The nuts and bolts of LTVs
Many media businesses have talked the talk about affiliate revenue. Some have been very successful, such as Future PLC and its largely product-based deals with retailers. For some, though, it remains a roll of the dice, and they stick with display advertising, understanding that they will receive some income for their content rather than potentially receive nothing through affiliates.
Rich believes that sport is not unique in its potential for affiliate revenue. In every category of media, there’s an opportunity whether it be business, travel, mortgages or restaurants.
“When you speak to a brand marketer, you talk about your audience, how engaged they are with this great content you produce, and you try to attract a media spend on the back of that number. At the end of the day. What does that number really mean today? Everybody can say they have all these users, but what do your users do? What can you put in front of them that would be attractive to them?
“We’re not looking at conversion rates in the 10, 20, 30%. If you can get 3 to 5% of your audience to take action inside of a user base of say 40 to 50 million on a monthly basis. Your LTV or your affiliate revenue stream is just as big as your ad business. You don’t need 10%. We’re not converting 10% of our users today, but it’s already becoming 40% of our revenue. And we haven’t perfected the model quite yet.”
The influence of technology
There has been a lot of discussion about the potential of generative AI in sports content for compiling basic match reports, etc. So, is this something that Sporting News is experimenting with?
“Absolutely. If you’re not spending time thinking about it, or even acting upon it, then you could always get left behind. In this particular sector, you’re more likely to be penalised for the bets you didn’t make than rewarded for the ones you went after. So if you don’t have a hard look at AI, and try to figure out how it’s going to impact your newsroom, and what tools you can be leveraging to make your business more effective, you could end up being left behind.
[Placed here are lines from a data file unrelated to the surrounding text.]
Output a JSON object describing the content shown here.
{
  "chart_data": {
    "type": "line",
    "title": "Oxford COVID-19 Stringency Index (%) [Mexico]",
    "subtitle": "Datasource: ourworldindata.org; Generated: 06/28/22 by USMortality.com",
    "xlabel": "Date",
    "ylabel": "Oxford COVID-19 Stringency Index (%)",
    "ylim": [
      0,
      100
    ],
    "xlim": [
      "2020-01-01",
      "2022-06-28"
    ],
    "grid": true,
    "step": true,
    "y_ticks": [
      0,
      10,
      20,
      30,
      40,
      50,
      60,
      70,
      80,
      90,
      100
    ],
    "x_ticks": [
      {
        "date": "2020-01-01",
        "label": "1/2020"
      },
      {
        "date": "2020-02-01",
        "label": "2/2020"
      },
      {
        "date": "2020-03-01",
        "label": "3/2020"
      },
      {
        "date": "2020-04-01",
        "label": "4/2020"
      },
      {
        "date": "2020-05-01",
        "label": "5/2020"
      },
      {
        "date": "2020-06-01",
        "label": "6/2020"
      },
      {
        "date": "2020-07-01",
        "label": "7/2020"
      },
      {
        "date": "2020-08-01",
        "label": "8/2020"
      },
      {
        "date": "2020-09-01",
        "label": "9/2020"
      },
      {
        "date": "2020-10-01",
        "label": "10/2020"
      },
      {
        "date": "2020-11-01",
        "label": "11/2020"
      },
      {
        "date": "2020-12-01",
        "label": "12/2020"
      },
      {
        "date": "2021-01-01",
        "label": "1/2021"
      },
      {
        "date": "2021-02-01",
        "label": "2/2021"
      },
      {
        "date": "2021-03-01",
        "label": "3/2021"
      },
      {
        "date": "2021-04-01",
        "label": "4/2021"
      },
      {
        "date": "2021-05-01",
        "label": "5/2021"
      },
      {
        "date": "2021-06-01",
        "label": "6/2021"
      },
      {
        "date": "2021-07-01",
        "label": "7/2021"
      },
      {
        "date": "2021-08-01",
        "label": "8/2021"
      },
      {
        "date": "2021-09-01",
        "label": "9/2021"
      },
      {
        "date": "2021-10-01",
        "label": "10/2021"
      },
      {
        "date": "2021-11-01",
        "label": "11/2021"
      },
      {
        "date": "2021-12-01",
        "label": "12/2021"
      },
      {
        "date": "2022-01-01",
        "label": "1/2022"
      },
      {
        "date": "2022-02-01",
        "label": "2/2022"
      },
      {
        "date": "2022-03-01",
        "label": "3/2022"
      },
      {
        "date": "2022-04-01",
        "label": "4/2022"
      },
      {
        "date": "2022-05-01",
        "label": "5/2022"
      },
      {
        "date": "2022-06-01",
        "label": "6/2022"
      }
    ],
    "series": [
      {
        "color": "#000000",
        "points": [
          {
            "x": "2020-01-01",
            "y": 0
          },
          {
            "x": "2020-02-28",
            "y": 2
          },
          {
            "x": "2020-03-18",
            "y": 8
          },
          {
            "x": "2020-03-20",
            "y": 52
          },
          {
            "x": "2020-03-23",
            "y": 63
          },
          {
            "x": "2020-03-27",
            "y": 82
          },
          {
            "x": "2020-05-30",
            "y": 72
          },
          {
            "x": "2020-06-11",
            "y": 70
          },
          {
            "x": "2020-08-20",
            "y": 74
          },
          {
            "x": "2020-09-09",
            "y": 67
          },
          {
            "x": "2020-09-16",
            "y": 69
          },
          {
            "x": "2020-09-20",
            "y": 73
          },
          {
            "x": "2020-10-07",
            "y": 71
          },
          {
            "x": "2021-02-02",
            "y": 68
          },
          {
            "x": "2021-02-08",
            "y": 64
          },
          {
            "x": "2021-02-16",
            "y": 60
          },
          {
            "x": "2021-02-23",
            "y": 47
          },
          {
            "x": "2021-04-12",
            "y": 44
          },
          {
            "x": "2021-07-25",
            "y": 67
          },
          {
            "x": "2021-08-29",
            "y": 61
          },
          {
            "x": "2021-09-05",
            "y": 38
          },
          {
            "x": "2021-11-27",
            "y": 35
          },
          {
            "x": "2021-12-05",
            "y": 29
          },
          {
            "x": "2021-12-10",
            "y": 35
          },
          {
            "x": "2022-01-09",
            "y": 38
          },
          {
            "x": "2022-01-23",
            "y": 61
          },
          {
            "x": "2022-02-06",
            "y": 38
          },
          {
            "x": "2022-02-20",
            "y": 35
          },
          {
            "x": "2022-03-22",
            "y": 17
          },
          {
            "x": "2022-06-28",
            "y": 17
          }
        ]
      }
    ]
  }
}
“I’m not saying that you should make your entire content team AI-based. I don’t believe that that’s the case. But I think it’s about how you leverage AI both dynamically within your content, and as a research platform to make your content more authoritative. So you’re still going to need to have top-notch talent in your newsroom. They’re still going to have to have a great opinion.”
So, might we see more investment money ploughed into sports online publishing? Rich thinks that The NYT/Athletic deal doesn’t necessarily mean similar acquisitions are likely, but that businesses that make significant cash will always be attractive to investors and buyers.
“At the end of the day, sports media investors, especially on the digital side, want to see a plateau of profitability or a path to profitability. They don’t want to see reliance on a singular revenue stream because they know the ad market is volatile. And right now capital is extremely difficult to raise. When interest rates are at the level that they are today, you need to be able to show a significant return to justify investment. This is a tough market right now, and in order to be able to bring capital into a business, you have to show profitability or a path to profitability.
“A lot of businesses in sports generate a lot of revenue. There are not as many businesses as sports that make a lot of money. Right, so number one, I think that understanding where the market is moving to, and pivoting our business model towards where we think that there’s an undervalued area and a particular area to extract more value, was really important to the incoming investors.”